Protein is one of the three macronutrients, besides carbohydrates and dietary fat. It’s crucial for building, repairing and maintaining tissues among other things.

Basically, protein is a bunch of organic molecules made up of amino acids. Amino acids are joined together by chemical bonds and then folded in different ways. Hence, they create three-dimensional structures, which are important to the body’s function.

Maybe you heard of some of them before, such as leucine, arginine, glutamine and alanine.

Why is protein vital?

Unlike carbs we need protein to live, it’s an essential nutrient.

The body’s structural components, such as skin, muscles, bones and organs are made up mostly by protein. Many hormones and enzymes, which regulate body processes and chemical reactions are related to protein. Since we need protein to make antibodies to fight diseases, an adequate intake in your diet is important.

Furthermore, it’s vital for optimal functioning, including a good immune system and metabolism as well as satiety, weight management and performance.

Consuming enough protein can also increase the levels of the hormone glucagon, which is the opponent to insulin, and helps control body fat. Glucagon is released when blood sugar levels are low. The liver break down stored glycogen into glucose for the body to use as energy.

How much protein do I need?

That’s a pretty interesting question. It depends on several factors, such as your weight, goals, activity level, gender and age.

According to the RDA, the recommended daily intake of protein for adults, who are at an average weight and activity level, is 56g per day for men and 46g per day for women.

Well, note that this amount is only to prevent any deficiencies. It’s definitely not optimal, especially if you are an athlete who trains regularly and hard.

If you train several times per week your protein need might go up to 1.4–2g/kg of body weight. That means a 68 kg person would need about 95–135g of protein per day. Older adults need a minimum of 1.2g/kg of body weight.

Also, recent studies show that the RDA recommendation may be as much as 100% off and we actually need twice as much as currently recommended to be healthy — especially when we’re older and the body has a harder time repairing it’s cells. Aiming for 2g/kg or 1g/lbs is a good focal point and easy to remember. So start with that.
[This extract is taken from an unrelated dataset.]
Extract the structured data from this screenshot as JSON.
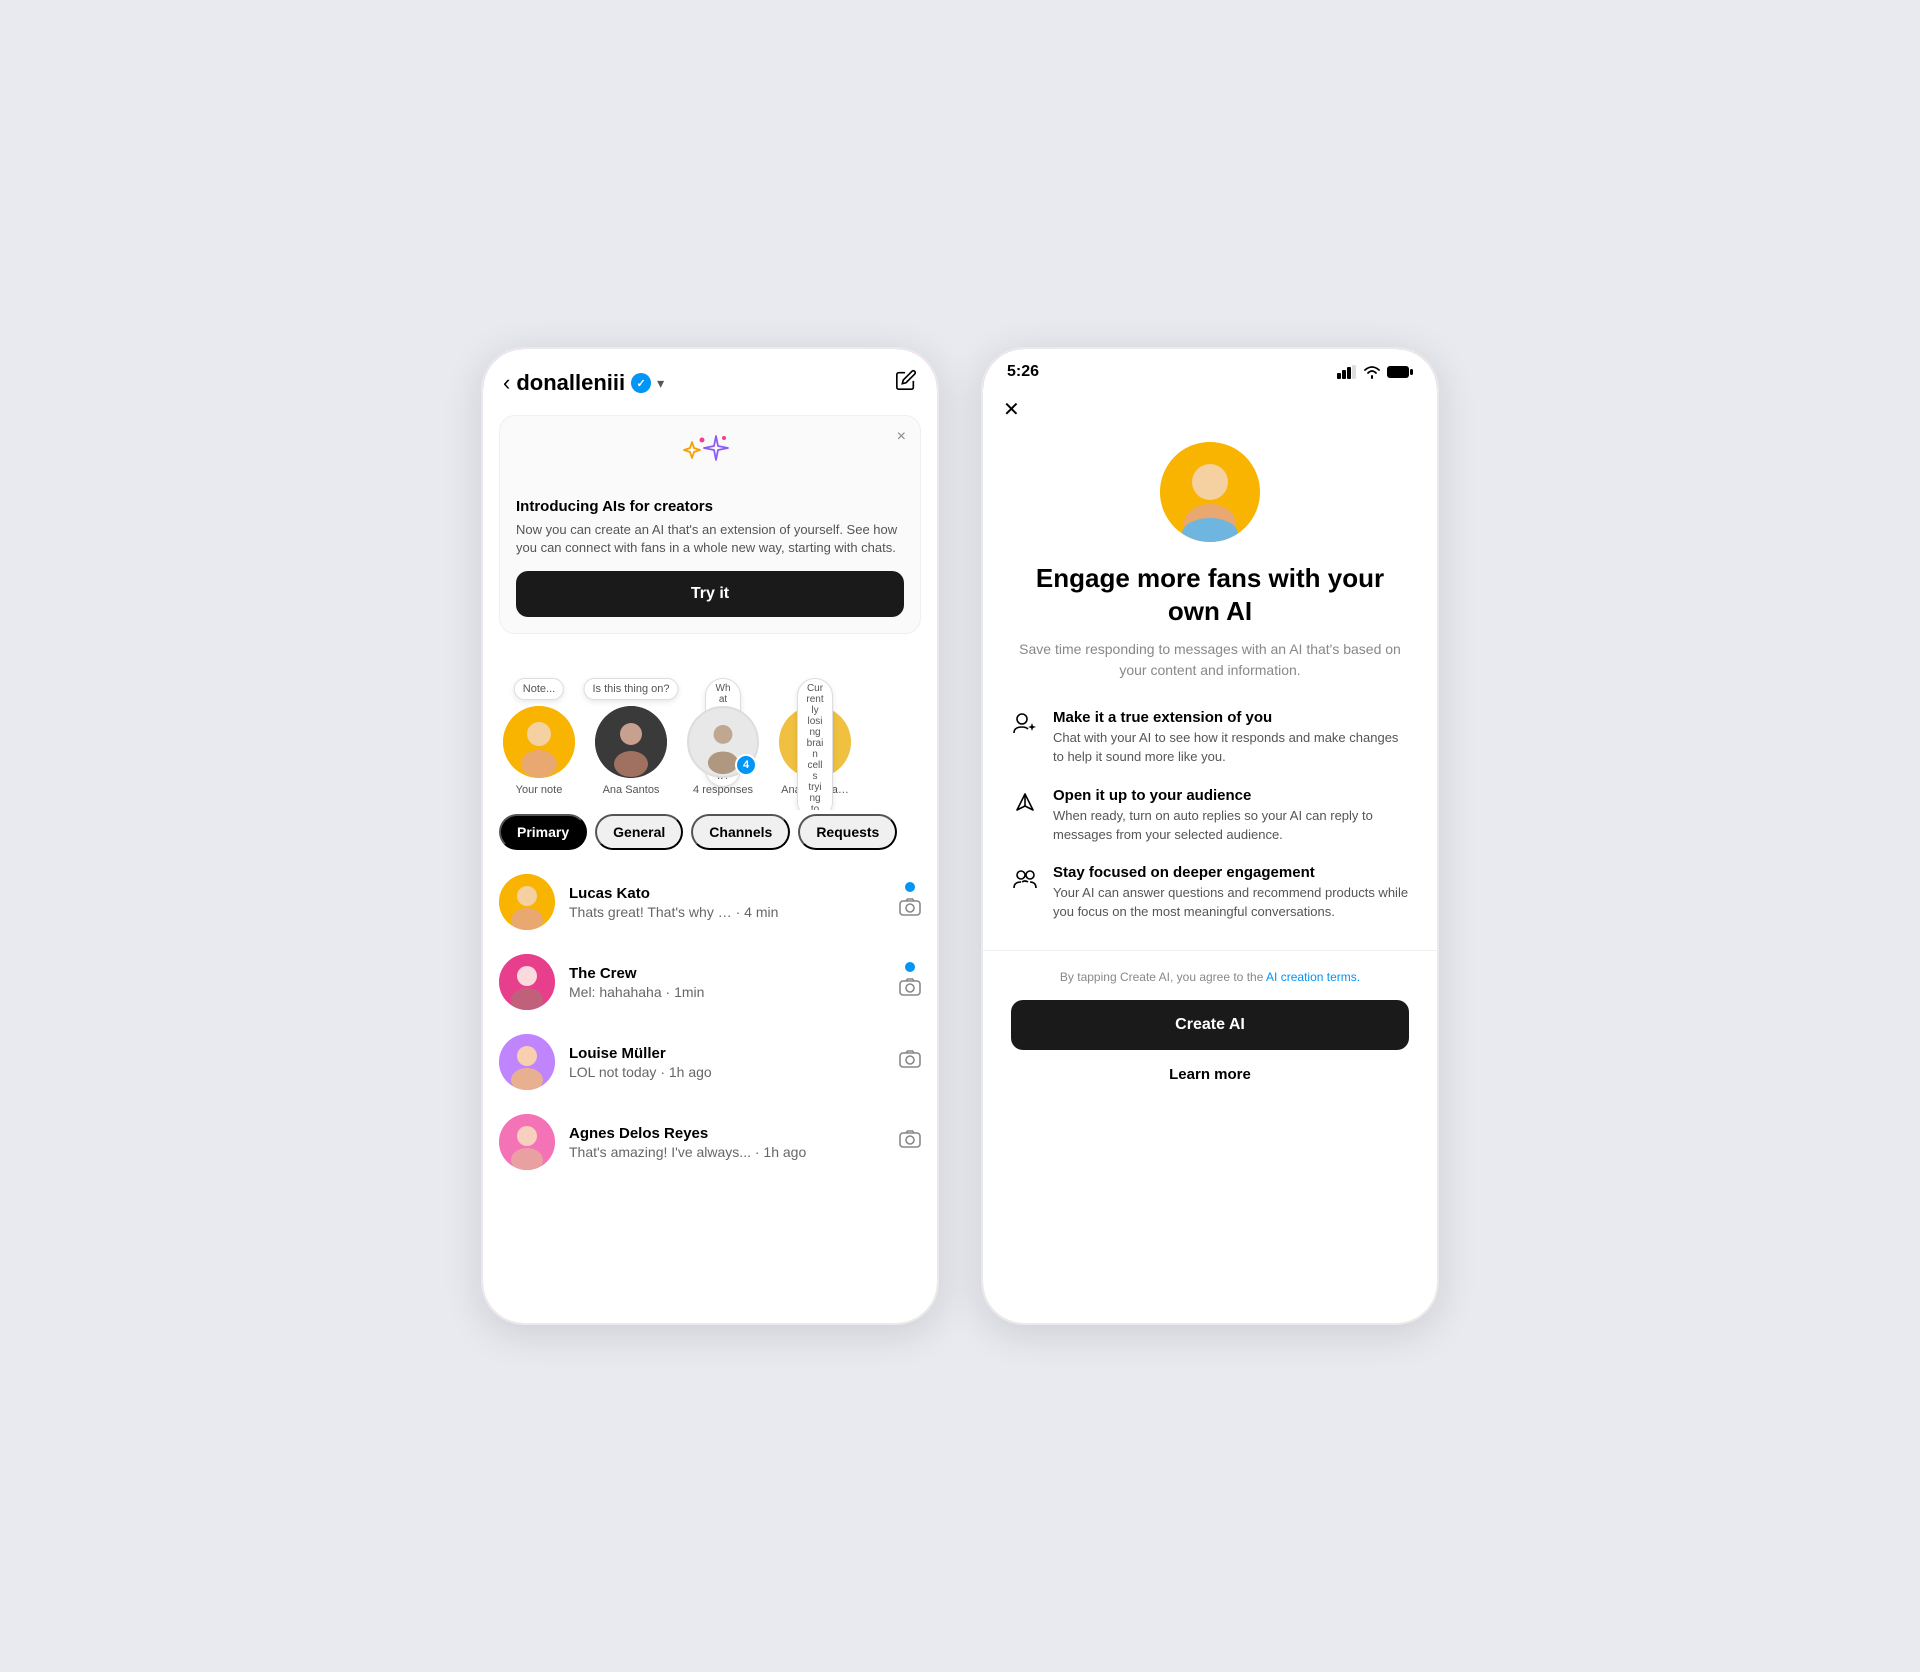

An adequate amount of protein intake with each meal is important to promote protein anabolism and to maintain muscle mass. This is key, since the biggest challenge when dieting is to keep as much muscle mass as possible. Even if you haven’t trained before. That’s why 800kcal diets are worthless und unhealthy.

Plus, as mentioned before, protein is more satiating per g of food than fat and a whole lot more than carbs. Increasing your protein intake during a fat loss diet will help you feel fuller and have less cravings.
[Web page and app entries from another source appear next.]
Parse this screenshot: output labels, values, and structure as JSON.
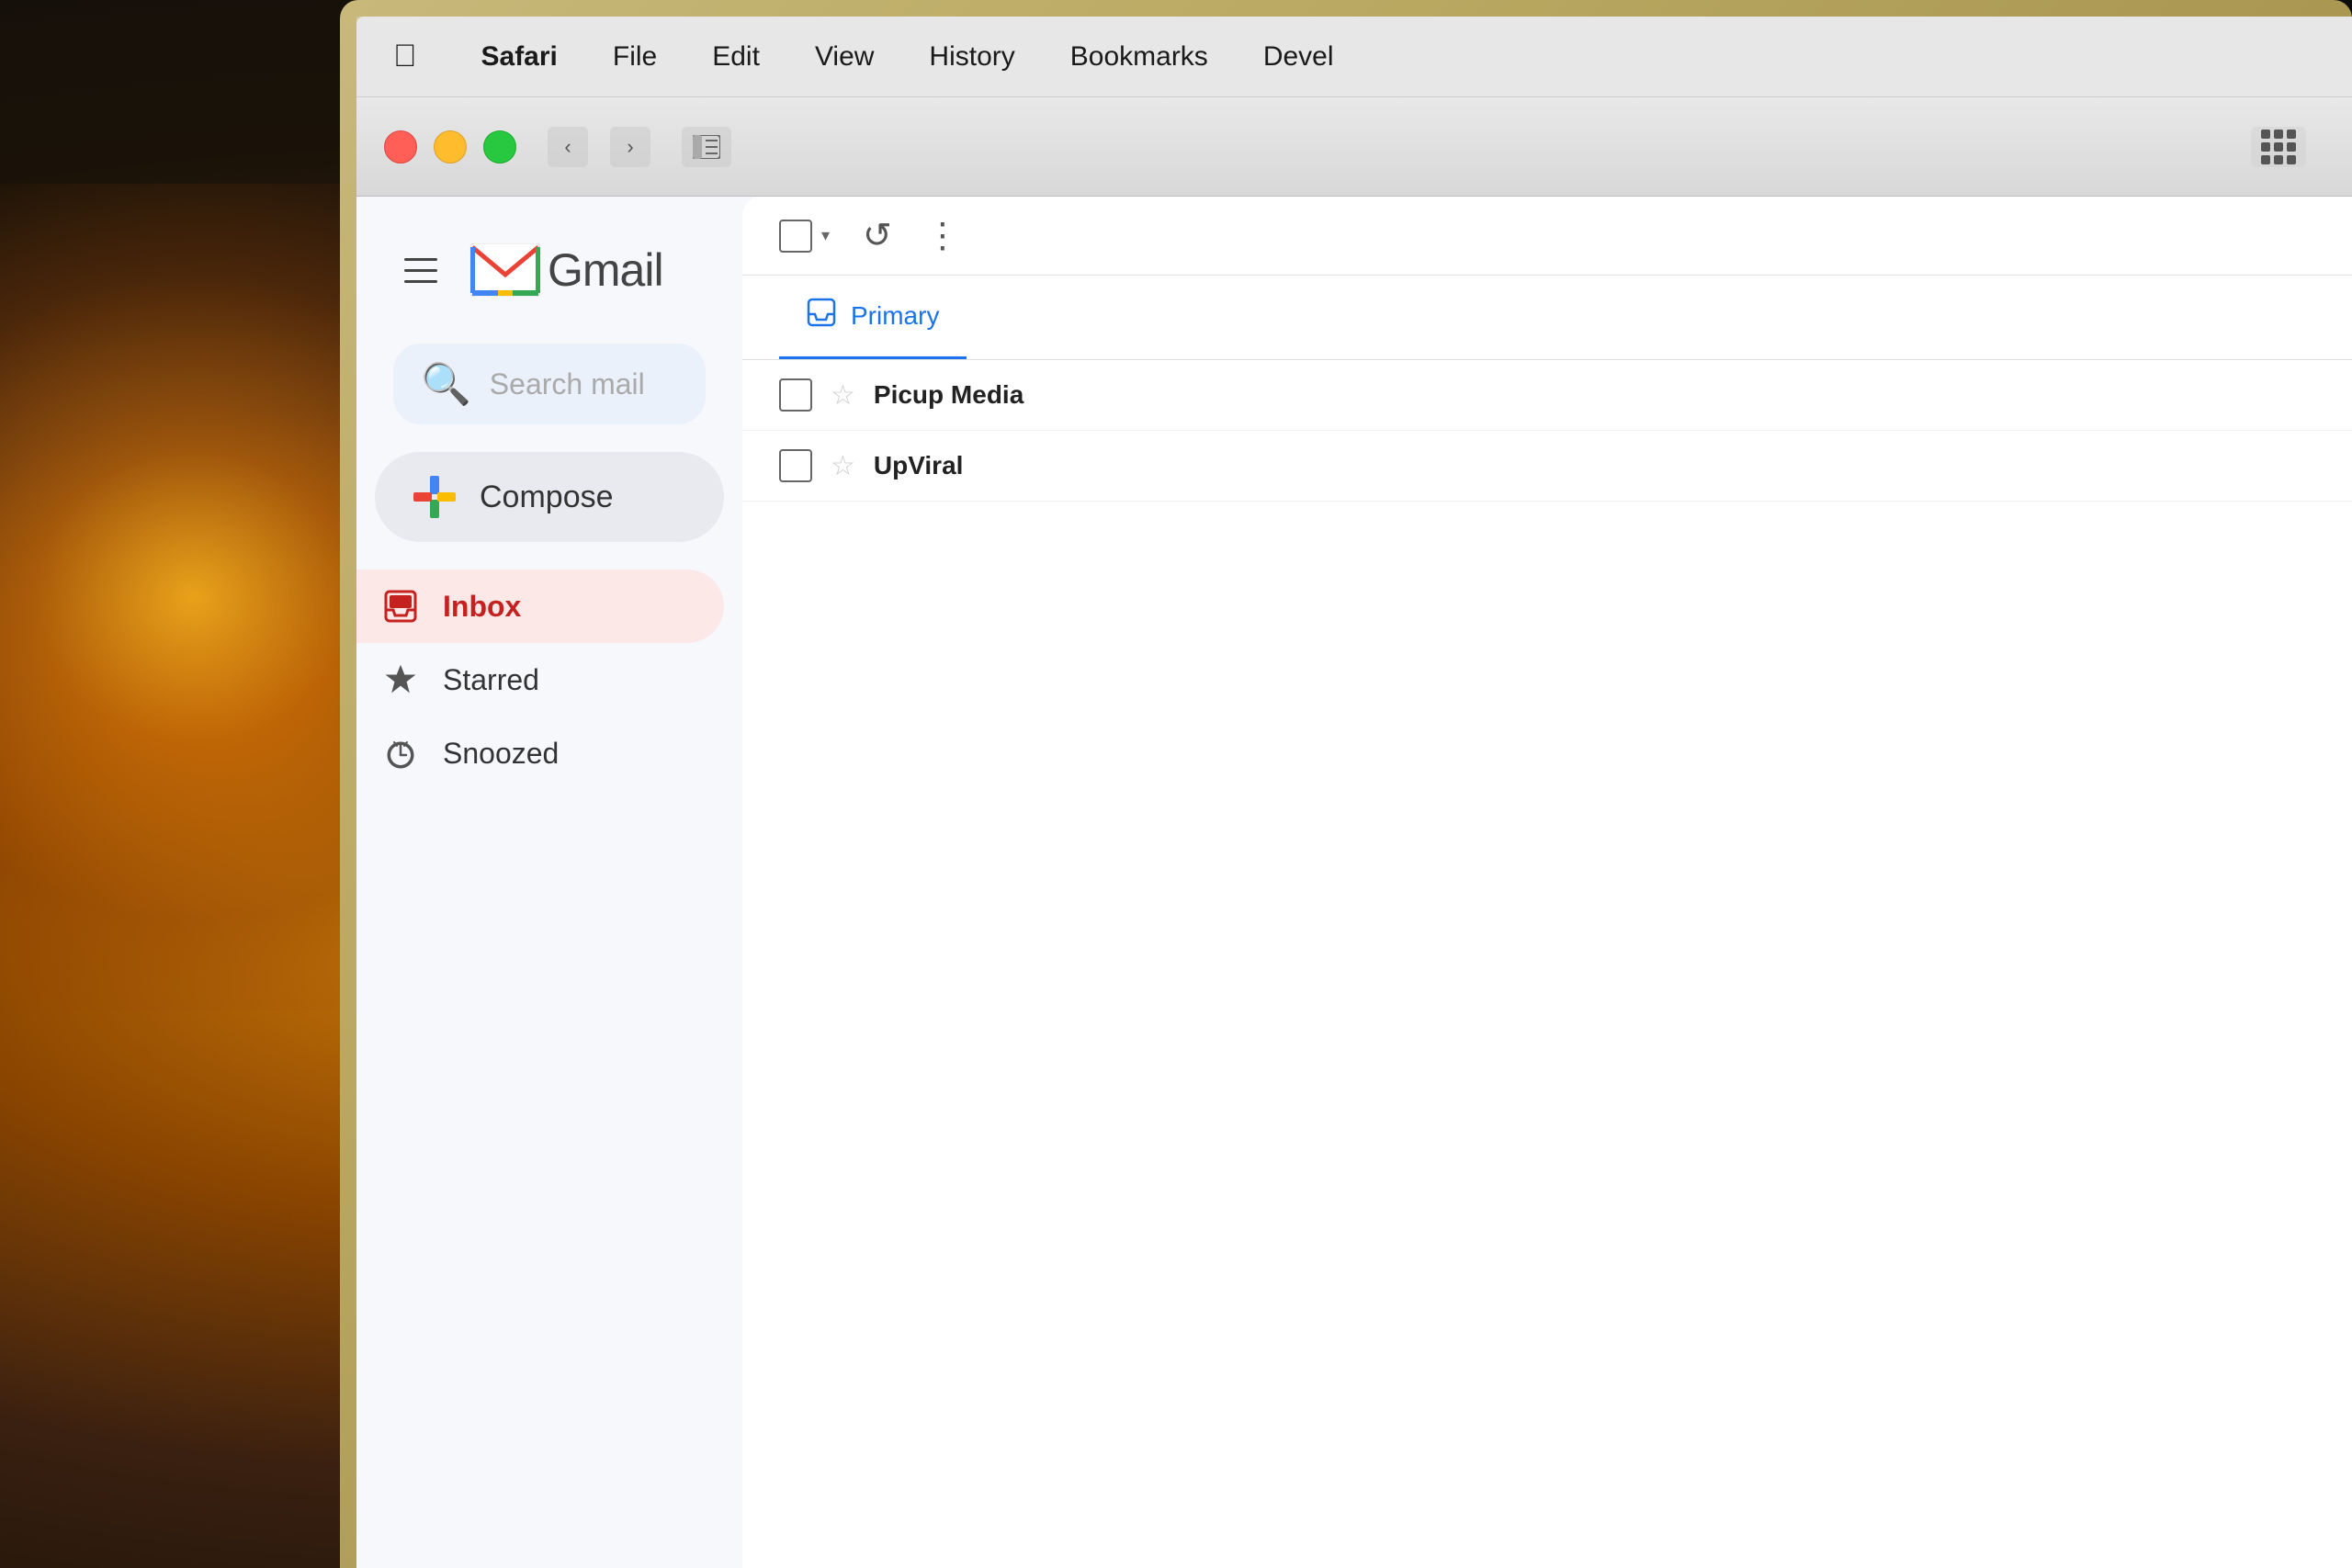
{
  "background": {
    "description": "Warm bokeh background with glowing light"
  },
  "menubar": {
    "apple_label": "",
    "items": [
      {
        "id": "safari",
        "label": "Safari",
        "bold": true
      },
      {
        "id": "file",
        "label": "File",
        "bold": false
      },
      {
        "id": "edit",
        "label": "Edit",
        "bold": false
      },
      {
        "id": "view",
        "label": "View",
        "bold": false
      },
      {
        "id": "history",
        "label": "History",
        "bold": false
      },
      {
        "id": "bookmarks",
        "label": "Bookmarks",
        "bold": false
      },
      {
        "id": "develop",
        "label": "Devel",
        "bold": false
      }
    ]
  },
  "browser": {
    "back_label": "‹",
    "forward_label": "›",
    "sidebar_icon": "⊞",
    "grid_icon": "⠿"
  },
  "gmail": {
    "logo_text": "Gmail",
    "search_placeholder": "Search mail",
    "compose_label": "Compose",
    "nav_items": [
      {
        "id": "inbox",
        "label": "Inbox",
        "active": true,
        "icon": "inbox"
      },
      {
        "id": "starred",
        "label": "Starred",
        "active": false,
        "icon": "star"
      },
      {
        "id": "snoozed",
        "label": "Snoozed",
        "active": false,
        "icon": "clock"
      }
    ],
    "tabs": [
      {
        "id": "primary",
        "label": "Primary",
        "active": true
      }
    ],
    "email_rows": [
      {
        "id": "1",
        "sender": "Picup Media",
        "starred": false
      },
      {
        "id": "2",
        "sender": "UpViral",
        "starred": false
      }
    ],
    "toolbar": {
      "refresh_icon": "↻",
      "more_icon": "⋮"
    }
  },
  "colors": {
    "gmail_red": "#c5221f",
    "gmail_blue": "#1a73e8",
    "inbox_bg": "#fce8e6",
    "compose_bg": "#e8eaf0",
    "search_bg": "#eaf1fb",
    "plus_red": "#ea4335",
    "plus_blue": "#4285f4",
    "plus_green": "#34a853",
    "plus_yellow": "#fbbc04"
  }
}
In a sentence, you need a small amount to survive, but a lot more to thrive.

The different types of protein

There are two different types of protein: Complete and incomplete proteins.
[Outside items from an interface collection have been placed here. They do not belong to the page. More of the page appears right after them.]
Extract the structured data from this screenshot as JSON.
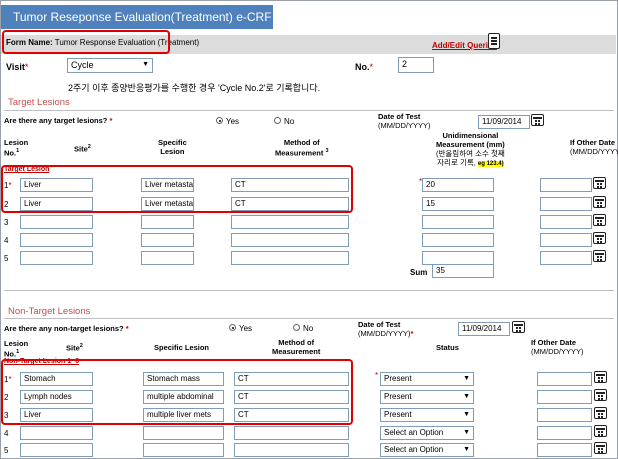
{
  "window": {
    "title": "Tumor Reseponse Evaluation(Treatment)  e-CRF"
  },
  "form": {
    "name_label": "Form Name:",
    "name_value": "Tumor Response Evaluation (Treatment)",
    "add_edit": "Add/Edit Queries"
  },
  "visit": {
    "label": "Visit",
    "req": "*",
    "value": "Cycle",
    "no_label": "No.",
    "no_req": "*",
    "no_value": "2",
    "note": "2주기 이후 종양반응평가를 수행한 경우 'Cycle No.2'로 기록합니다."
  },
  "target": {
    "section_title": "Target Lesions",
    "question": "Are there any target lesions?",
    "req": "*",
    "yes": "Yes",
    "no": "No",
    "date_label": "Date of Test",
    "date_format": "(MM/DD/YYYY)",
    "date_value": "11/09/2014",
    "col_lesion": "Lesion",
    "col_no": "No.",
    "col_site": "Site",
    "col_specific": "Specific",
    "col_lesion2": "Lesion",
    "col_method": "Method of",
    "col_measurement": "Measurement",
    "col_uni": "Unidimensional",
    "col_meas_mm": "Measurement (mm)",
    "col_meas_note": "(반올림하여 소수 첫째",
    "col_meas_note2": "자리로 기록,",
    "col_meas_eg": "eg 123.4)",
    "col_other1": "If Other Date",
    "col_other2": "(MM/DD/YYYY)",
    "group_link": "Target Lesion",
    "rows": [
      {
        "no": "1",
        "req": "*",
        "site": "Liver",
        "specific": "Liver metastasis",
        "method": "CT",
        "meas": "20",
        "meas_req": "*"
      },
      {
        "no": "2",
        "req": "",
        "site": "Liver",
        "specific": "Liver metastasis",
        "method": "CT",
        "meas": "15",
        "meas_req": ""
      },
      {
        "no": "3",
        "req": "",
        "site": "",
        "specific": "",
        "method": "",
        "meas": "",
        "meas_req": ""
      },
      {
        "no": "4",
        "req": "",
        "site": "",
        "specific": "",
        "method": "",
        "meas": "",
        "meas_req": ""
      },
      {
        "no": "5",
        "req": "",
        "site": "",
        "specific": "",
        "method": "",
        "meas": "",
        "meas_req": ""
      }
    ],
    "sum_label": "Sum",
    "sum_value": "35"
  },
  "nontarget": {
    "section_title": "Non-Target Lesions",
    "question": "Are there any non-target lesions?",
    "req": "*",
    "yes": "Yes",
    "no": "No",
    "date_label": "Date of Test",
    "date_format": "(MM/DD/YYYY)",
    "date_req": "*",
    "date_value": "11/09/2014",
    "col_lesion": "Lesion",
    "col_no": "No.",
    "col_site": "Site",
    "col_specific": "Specific Lesion",
    "col_method": "Method of",
    "col_measurement": "Measurement",
    "col_status": "Status",
    "col_other1": "If Other Date",
    "col_other2": "(MM/DD/YYYY)",
    "group_link": "Non-Target Lesion 1~6",
    "rows": [
      {
        "no": "1",
        "req": "*",
        "site": "Stomach",
        "specific": "Stomach mass",
        "method": "CT",
        "status": "Present",
        "status_req": "*"
      },
      {
        "no": "2",
        "req": "",
        "site": "Lymph nodes",
        "specific": "multiple abdominal",
        "method": "CT",
        "status": "Present",
        "status_req": ""
      },
      {
        "no": "3",
        "req": "",
        "site": "Liver",
        "specific": "multiple liver mets",
        "method": "CT",
        "status": "Present",
        "status_req": ""
      },
      {
        "no": "4",
        "req": "",
        "site": "",
        "specific": "",
        "method": "",
        "status": "Select an Option",
        "status_req": ""
      },
      {
        "no": "5",
        "req": "",
        "site": "",
        "specific": "",
        "method": "",
        "status": "Select an Option",
        "status_req": ""
      }
    ]
  },
  "icons": {
    "queries": "document-icon",
    "calendar": "calendar-icon"
  },
  "colors": {
    "title_bar": "#4f81bd",
    "highlight_box": "#e00000",
    "section_title": "#c0504d",
    "required": "#c00000"
  }
}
Protein foods, which contain all nine essential amino acids in high-ish amounts are complete or ideal proteins. High-quality protein include meat, dairy products, quinoa, tofu/soy and eggs.

Many plant-based protein are incomplete proteins, such as grains and vegetables. But that’s not an issue, since every food has different amounts of the aforementioned amino acids. Our bodies have an amino acid pool, which means the body will automatically combine dietary protein with protein from the pool, to form the necessary amino acid ratios it needs.

Therefore, the myth that you have to combine several different plant-based sources in one meal to form the complete protein is nonsense. Your body will take care of it over the course of the whole day.

Basically, as long as you eat a wide variety of whole foods, you can easily ‘make’ complete proteins. Doesn’t matter if you’re vegetarian or vegan.

There are differences in bioavailability between different sources of protein, but you’ll not notice it in the end, since those differences are just too meaningless to effect our bodies and muscles.

Best sources of protein


A medium egg has around 6g of protein in an easily digestible form. Therefore, an omelette is a pretty good way to start the day. Keep the high amount of fat in mind though!


Soya is perfect if you are vegetarian, vegan or suffer from a dairy intolerance. Eating soya, such as tofu, will also lower your LDL. And no, men will not become women because they consume soya!

Chicken and turkey breast

Those two are the best options when it comes to lean animal protein.


They are also a good source of iron and fiber. Feeling hungry after a meal? Add them to your diet, they will keep you satiated longer! By the way, did you know that lentils have more protein per 100g than chicken breast?

Fish and seafood

They are a perfect source of protein and essential, heart-healthy omega-3 fatty acids.

As you can see protein has many important roles. You may understand the hype a little bit better now.

It’s not just some random bodybuilding-crap to get as big as possible, it’s essential for a healthy and balanced lifestyle.